Holidays can also benefit from this strict compartmentalisation. Setting clear boundaries with colleagues allows you to switch off and dedicate yourself completely to family time. I have found it particularly helpful to have a 'phase out' period. The first three days of holiday, I still respond to some emails. After that, I switch off. I'm only available by emergency calls. This allows me to be there for my husband.

Don't separate yourself too much

Being connected is not necessarily a bad thing. On the occasion when I need to work from home (for instance, say my husband is really ill), I can do that through today's technology. Saving work on a company-approved cloud is helpful. Having an external email system and a go-to colleague who could forward you documents is also helpful.

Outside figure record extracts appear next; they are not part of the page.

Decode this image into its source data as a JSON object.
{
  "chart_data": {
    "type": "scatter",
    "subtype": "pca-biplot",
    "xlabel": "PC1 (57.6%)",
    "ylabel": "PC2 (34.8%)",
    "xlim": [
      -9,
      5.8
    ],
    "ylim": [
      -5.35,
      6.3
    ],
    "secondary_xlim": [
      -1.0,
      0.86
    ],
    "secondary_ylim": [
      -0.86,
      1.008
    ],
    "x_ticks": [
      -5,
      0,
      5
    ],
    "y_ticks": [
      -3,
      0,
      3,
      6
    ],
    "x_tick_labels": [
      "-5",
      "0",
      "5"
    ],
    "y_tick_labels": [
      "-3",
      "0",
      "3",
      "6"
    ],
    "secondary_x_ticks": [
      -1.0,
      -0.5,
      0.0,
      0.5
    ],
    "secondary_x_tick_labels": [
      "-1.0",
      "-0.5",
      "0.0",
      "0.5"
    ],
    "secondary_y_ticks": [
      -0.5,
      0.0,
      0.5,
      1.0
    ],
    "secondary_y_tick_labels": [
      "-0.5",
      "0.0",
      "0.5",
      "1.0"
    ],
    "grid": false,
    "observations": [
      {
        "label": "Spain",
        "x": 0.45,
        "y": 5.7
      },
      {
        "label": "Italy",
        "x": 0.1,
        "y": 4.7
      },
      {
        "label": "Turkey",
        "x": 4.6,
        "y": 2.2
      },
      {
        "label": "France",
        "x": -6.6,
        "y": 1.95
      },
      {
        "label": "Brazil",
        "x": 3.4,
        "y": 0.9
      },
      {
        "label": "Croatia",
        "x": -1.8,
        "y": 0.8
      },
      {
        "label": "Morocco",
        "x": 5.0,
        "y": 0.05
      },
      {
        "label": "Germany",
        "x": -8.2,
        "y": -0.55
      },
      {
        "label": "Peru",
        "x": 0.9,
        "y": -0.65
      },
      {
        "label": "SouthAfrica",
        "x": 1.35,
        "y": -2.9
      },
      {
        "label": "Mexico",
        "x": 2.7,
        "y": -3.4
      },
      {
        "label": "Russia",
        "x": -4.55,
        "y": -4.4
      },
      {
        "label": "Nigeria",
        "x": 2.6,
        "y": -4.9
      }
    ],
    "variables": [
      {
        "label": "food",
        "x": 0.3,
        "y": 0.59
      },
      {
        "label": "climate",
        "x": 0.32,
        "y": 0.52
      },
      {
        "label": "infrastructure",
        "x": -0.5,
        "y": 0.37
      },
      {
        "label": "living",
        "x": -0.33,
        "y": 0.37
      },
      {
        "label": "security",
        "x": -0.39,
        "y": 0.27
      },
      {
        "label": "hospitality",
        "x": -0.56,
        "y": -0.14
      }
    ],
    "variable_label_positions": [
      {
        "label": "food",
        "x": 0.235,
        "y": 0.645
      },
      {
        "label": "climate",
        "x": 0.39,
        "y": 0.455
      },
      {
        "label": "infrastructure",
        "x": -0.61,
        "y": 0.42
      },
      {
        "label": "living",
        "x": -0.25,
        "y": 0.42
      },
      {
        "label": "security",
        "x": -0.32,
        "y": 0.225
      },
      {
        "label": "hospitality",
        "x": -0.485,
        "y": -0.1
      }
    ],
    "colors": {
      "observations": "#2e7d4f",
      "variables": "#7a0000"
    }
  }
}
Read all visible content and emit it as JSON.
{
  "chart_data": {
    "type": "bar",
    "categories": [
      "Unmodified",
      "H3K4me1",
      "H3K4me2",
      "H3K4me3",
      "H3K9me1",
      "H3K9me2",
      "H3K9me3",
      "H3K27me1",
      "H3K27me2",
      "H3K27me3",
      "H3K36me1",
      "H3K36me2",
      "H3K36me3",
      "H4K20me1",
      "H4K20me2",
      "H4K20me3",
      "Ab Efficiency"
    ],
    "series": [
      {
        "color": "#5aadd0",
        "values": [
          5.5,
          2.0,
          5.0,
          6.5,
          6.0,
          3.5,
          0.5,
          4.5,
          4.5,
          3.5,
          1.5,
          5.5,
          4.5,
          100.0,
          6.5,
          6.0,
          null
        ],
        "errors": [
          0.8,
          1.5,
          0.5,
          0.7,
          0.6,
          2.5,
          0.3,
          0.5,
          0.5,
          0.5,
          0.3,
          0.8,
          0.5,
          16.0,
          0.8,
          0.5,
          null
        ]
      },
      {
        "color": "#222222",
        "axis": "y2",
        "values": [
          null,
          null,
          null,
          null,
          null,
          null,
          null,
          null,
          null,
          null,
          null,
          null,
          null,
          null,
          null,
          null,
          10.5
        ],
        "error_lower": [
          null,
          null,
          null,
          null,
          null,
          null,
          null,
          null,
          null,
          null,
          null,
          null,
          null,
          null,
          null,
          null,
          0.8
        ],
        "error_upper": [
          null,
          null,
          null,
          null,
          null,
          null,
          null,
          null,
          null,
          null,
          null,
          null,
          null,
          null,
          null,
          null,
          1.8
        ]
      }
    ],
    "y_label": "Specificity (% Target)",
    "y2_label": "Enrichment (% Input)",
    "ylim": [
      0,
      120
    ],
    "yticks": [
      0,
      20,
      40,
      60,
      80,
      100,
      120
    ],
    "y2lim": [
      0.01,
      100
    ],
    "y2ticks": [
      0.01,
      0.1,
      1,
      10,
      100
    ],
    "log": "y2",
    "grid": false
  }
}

With small businesses, such connected flexibility is key.

Be organised but not inflexible

Women working within SMBs can't afford to be any disorganised when juggling work and home life. If you're working full-time, there's a good chance you'll need to rely on others to assist with children or housework. This requires scheduling and foresight.

That having been said, even the best-laid plans are prone to falling through. This is where flexibility becomes necessary, be it from your own working schedule, or from having family members who are willing to help in an emergency. A strong support network is a huge help and can help minimise a great deal of strain.

Allocate 'me' time

In the midst of balancing a demanding work schedule and family life, it's important to allocate 'me' time. Every Wednesday I have an hour slot in my calendar booked for this bit of sport. I think of it as 'booking a meeting with yourself'. Block out the time in your diary and honour it as you would a customer meeting.

The importance of setting aside personal time is particularly pronounced if working from home, which happens at a lot of smaller businesses. Here the distinction between home and office can become understandably blurred. Being able to take a step back from the stresses of the office and home life is incredibly important.

Take the lead and know the material

In the small business world, there are still lingering prejudices. To handle these, I have found it's very important to always be prepared. You have to be as strong as everyone else in the room. In presentations, I come prepared to compete. You need to know what you know, to speak up, to be bold. This is particularly challenging in tech start-ups, which tend to have a hierarchy of men and may not be used to strong females.

Finally, treat yourself like an athlete

At a small company, you have long hours. The stress is high and the risk intense. To keep your family running and your job happy, you must take care of yourself. Do all the things an athlete would: eat well, get enough sleep, limit caffeine, and dedicate time to sport.